Photo by Joe Raedle/Getty Images

Andrew Gillum, the former mayor of Tallahassee, was literally caught with his pants down with a naked man in a hotel room on South Beach on March 13.

The news coverage slowed to a crawl and then halted days after Gillum, 40, was found naked and vomiting on the bathroom floor in room 1107 at the Mondrian South Beach Hotel. His friend, male escort Travis Dyson, 30, was treated for a possible drug overdose.

A police report was leaked to conservative activist Candace Owens by someone who knew the news media would cover up the story.

Gillum apologized to his wife, R. Jai Gillum, and his friends and supporters.
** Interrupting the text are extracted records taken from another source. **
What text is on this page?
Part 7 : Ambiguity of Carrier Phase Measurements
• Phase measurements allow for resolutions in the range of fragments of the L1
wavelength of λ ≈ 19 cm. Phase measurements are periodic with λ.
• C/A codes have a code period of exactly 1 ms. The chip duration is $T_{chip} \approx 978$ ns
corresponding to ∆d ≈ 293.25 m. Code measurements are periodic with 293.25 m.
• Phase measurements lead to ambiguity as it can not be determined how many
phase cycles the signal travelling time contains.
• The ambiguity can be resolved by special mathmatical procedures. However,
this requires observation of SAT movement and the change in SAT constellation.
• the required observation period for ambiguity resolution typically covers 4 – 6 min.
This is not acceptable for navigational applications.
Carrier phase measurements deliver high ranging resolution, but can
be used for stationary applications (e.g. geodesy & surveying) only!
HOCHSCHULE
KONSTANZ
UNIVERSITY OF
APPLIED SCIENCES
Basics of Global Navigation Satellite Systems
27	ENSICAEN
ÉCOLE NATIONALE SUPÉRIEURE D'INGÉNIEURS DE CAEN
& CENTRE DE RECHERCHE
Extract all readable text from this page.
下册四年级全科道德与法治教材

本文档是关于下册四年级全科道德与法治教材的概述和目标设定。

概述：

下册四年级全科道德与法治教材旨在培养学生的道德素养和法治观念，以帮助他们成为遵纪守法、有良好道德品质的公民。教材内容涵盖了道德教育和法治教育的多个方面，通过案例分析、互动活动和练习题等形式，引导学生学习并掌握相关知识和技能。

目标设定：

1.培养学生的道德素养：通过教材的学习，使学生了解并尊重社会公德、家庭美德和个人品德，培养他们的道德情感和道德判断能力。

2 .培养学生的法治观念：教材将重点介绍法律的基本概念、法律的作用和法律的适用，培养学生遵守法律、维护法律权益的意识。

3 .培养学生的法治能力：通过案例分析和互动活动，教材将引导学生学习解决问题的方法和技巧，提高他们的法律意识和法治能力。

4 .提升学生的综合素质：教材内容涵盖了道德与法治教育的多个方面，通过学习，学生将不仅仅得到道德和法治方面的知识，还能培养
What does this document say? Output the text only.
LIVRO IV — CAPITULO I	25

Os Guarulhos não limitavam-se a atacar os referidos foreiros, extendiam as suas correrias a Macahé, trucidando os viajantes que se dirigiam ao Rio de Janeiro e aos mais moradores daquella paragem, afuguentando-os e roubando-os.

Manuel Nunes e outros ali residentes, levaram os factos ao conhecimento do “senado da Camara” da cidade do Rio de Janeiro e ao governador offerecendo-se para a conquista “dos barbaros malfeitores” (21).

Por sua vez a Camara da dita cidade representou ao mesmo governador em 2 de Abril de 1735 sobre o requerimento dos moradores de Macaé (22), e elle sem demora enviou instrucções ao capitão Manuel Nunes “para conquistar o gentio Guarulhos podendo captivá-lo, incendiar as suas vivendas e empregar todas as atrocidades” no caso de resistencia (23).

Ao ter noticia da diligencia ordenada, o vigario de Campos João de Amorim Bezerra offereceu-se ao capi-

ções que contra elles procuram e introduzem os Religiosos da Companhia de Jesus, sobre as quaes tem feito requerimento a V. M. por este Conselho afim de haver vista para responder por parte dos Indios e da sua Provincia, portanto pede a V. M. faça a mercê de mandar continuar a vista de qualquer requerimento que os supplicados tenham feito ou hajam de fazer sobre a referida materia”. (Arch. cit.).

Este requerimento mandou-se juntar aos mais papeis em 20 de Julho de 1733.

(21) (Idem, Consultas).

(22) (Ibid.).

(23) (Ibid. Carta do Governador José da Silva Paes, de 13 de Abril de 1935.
He announced he was entering rehab for an alcoholism problem.

After recovering from their shock, Gillum’s supporters collectively shrugged and moved on, leaving Gillum to his sexual demons.

But 2 of Gillum’s supporters believe Black men should uplift Gillum, and the news media should not demonize down low Black men.

Preston Mitchum and Michael Seaberry penned an open letter to Gillum, Black men and the news media to “be our Brother’s keeper”.

The open letter came days after The Central Florida Post and London’s Daily Mail published embarrassing photos of Gillum naked in a hotel room strewn with drug paraphernalia and bedsheets soiled with blood and feces.

Mitchum, an adjunct professor of law at Georgetown Law Center, told NewsOne in an email Monday night that “all media has a role to play” in supporting Gillum and Black people.

“…mainstream media, in particular, must be careful in how it displays Black people and our bodies and it isn’t something they are often forced to do.”

Seaberry, a high school science teacher in Clayton County, Georgia, appealed to Black men to be more supportive of Gillum and each other in their times of need.

“Fellow Black men, allow this letter to be a reminder that we, too, must be allowed the space to explore, mess up, reevaluate ourselves and become anew,” Seaberry and Mitchum wrote.

Addressing the rightwing news media. Mitchum and Seaberry wrote:

“We should not be shocked that you, the media, would fetishize a Black life for clickbait, likes, and shares — for anything. Black life, in moments of pain and terror, has long been delectable to the American palate.”

While acknowledging that Gillum’s story is newsworthy, they said the coverage should not be done in such a “salacious way.”

The men asked the news media for decorum and restraint when covering stories about down low high-profile men.

“Sharing photos of Mayor Gillum’s naked body, especially in such a vulnerable state, is inexcusable and triggering to a community that has seen our own bodies fetishized and/or slain across the nation, from the lynching tree to Main Street. Quite frankly, we are sick of seeing Black bodies become a call-to-fame and the subject of your headlines.”

NewsOne chose not to publish the nude photo of Gillum or the drug-strewn hotel room.